Ссыльный патриарший стольник замешкал ровно настолько, чтобы переложить плеть, окинуть взглядом не готового к защите противника, и сноровисто ударил его в висок. Ширококостный мужик, который мог бы, кажется, кабанов на себе таскать, рухнул с необъяснимой легкостью, не сделав попытки удержаться на ногах. Ударился затылком о притолоку и скользнул вниз.
– Воеводы нет! – хлестнул голос. Разгоряченный удачным ударом, Подрез свирепо глянул.
Страстный, негодующий голосок, чистая не заспанная рожица, уместная скорее в девичьей светлице, чем в приказе, поразили ссыльного стольника полнейшей своей несообразностью. Федька поднялась из-за стола (под прикрытием которого она и таилась до сей поры на лавке) и выпрямилась, словно зазвенела.
Они пристально, не бегая взглядом, изучали друг друга.
Подрез, не настолько взволнованный, чтобы это выразилось хотя бы шумным, частым дыханием, медленно переложил из руки в руку плеть, потом, переступив глухо ворочавшегося на полу денщика, заглянул в воеводскую комнату, и, убедившись, что таки-да – пусто, возвратился к Федьке.
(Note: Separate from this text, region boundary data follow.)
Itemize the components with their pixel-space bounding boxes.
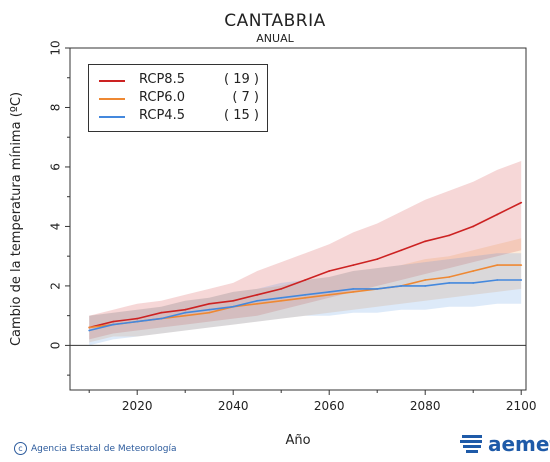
y-tick-label: 0 [49,342,63,350]
point-rcp45 [400,285,403,287]
point-rcp85 [304,279,307,281]
y-tick-label: 10 [49,40,63,55]
chart-subtitle: ANUAL [256,32,294,45]
point-rcp85 [424,240,427,243]
y-axis-label: Cambio de la temperatura mínima (ºC) [9,92,24,346]
legend: RCP8.5 ( 19 ) RCP6.0 ( 7 ) RCP4.5 ( 15 ) [88,64,268,132]
point-rcp85 [136,317,139,320]
logo-text: aemet [488,432,550,456]
point-rcp60 [304,296,307,299]
point-rcp85 [280,287,283,290]
point-rcp45 [496,279,499,281]
copyright-icon: c [14,442,27,455]
x-axis-label: Año [285,433,310,448]
point-rcp85 [112,320,115,323]
band-rcp60 [89,238,522,343]
chart-title: CANTABRIA [224,11,326,31]
legend-count: ( 19 ) [224,72,259,87]
point-rcp60 [520,264,523,266]
point-rcp60 [280,299,283,302]
band-rcp45 [89,253,522,346]
band-rcp85 [89,161,522,340]
point-rcp60 [448,276,451,278]
point-rcp45 [448,282,451,284]
legend-item-rcp85: RCP8.5 ( 19 ) [89,72,267,90]
aemet-logo: aemet [460,430,550,458]
point-rcp45 [160,317,163,320]
plot-frame [69,47,527,391]
point-rcp85 [496,213,499,216]
y-tick-label: 8 [49,104,63,112]
x-tick-label: 2040 [218,399,249,413]
point-rcp85 [520,201,523,204]
point-rcp60 [424,279,427,281]
point-rcp85 [400,249,403,252]
point-rcp85 [448,234,451,237]
point-rcp85 [160,311,163,314]
point-rcp85 [472,225,475,228]
y-tick-label: 2 [49,282,63,290]
legend-label: RCP6.0 [139,90,185,105]
point-rcp60 [208,311,211,314]
x-tick-label: 2060 [314,399,345,413]
y-tick-label: 6 [49,163,63,171]
point-rcp85 [232,299,235,302]
x-tick-label: 2020 [122,399,153,413]
point-rcp85 [256,293,259,296]
point-rcp85 [184,308,187,311]
footer-text: Agencia Estatal de Meteorología [31,444,177,454]
point-rcp45 [424,285,427,287]
point-rcp45 [280,296,283,299]
point-rcp60 [328,293,331,296]
legend-item-rcp60: RCP6.0 ( 7 ) [89,90,267,108]
legend-count: ( 7 ) [232,90,259,105]
point-rcp45 [256,299,259,302]
point-rcp45 [520,279,523,281]
point-rcp45 [88,329,91,332]
point-rcp85 [352,264,355,266]
legend-item-rcp45: RCP4.5 ( 15 ) [89,108,267,126]
point-rcp85 [376,258,379,261]
point-rcp85 [328,270,331,272]
point-rcp45 [352,287,355,290]
point-rcp60 [496,264,499,266]
point-rcp60 [88,326,91,329]
point-rcp60 [184,314,187,317]
point-rcp85 [208,302,211,305]
point-rcp45 [376,287,379,290]
point-rcp60 [352,290,355,293]
point-rcp60 [256,302,259,305]
legend-count: ( 15 ) [224,108,259,123]
point-rcp45 [472,282,475,284]
point-rcp45 [232,305,235,308]
point-rcp45 [328,290,331,293]
point-rcp60 [472,270,475,272]
aemet-logo-icon [460,435,482,453]
y-tick-label: 4 [49,223,63,231]
point-rcp45 [136,320,139,323]
legend-swatch-rcp60 [99,98,125,100]
legend-swatch-rcp85 [99,80,125,82]
legend-swatch-rcp45 [99,116,125,118]
x-tick-label: 2100 [506,399,537,413]
point-rcp45 [304,293,307,296]
point-rcp45 [184,311,187,314]
legend-label: RCP8.5 [139,72,185,87]
x-tick-label: 2080 [410,399,441,413]
footer-credit: c Agencia Estatal de Meteorología [14,442,177,455]
point-rcp45 [208,308,211,311]
legend-label: RCP4.5 [139,108,185,123]
point-rcp45 [112,323,115,326]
Отставной патриарший стольник оказался видным молодым человеком. Он обращал на себя внимание даже и просто так – без молодецких выходок, вроде сногсшибательного удара ничего не подозревающему денщику. Сверх того был это человек, который незаурядность свою сознавал, составил себе о ней мнение и тем свои природные преимущества усугубил. И наконец, – последнее по счету, но не по значению обстоятельство – был это красивый молодой человек и женский баловень. Соразмерные черты его довольно длинного без изъянов лица не портили даже несколько выпуклые, навыкате глаза. Скорее напротив, глаза эти, будто расширенные под действием подпирающего чувства, без лишних слов указывали на природу его порывистых и своевольных ухваток. Подстриженные усики по верхней губе и роскошные завитые кудри сообщали Подрезу необходимое в целях равновесия с внезапными сторонами его натуры впечатление тщательной, продуманной ухоженности.
Ссыльный патриарший стольник имел на себе камчатый узкий в стане кафтан, на бедрах расширенный, с ватой, так что общий извилистый очерк его фигуры не противоречил извилистым чертам характера. Тогда как высокая ровная шапка с отворотами внизу – столбунец, – сообщала этой извилистой подвижности нечто достаточно устойчивое и вполне высокомерное.
Не без удовольствия дав себя рассмотреть, Подрез оглянулся на денщика, который поднялся тем временем кое-как и ощупывал под бородой челюсть.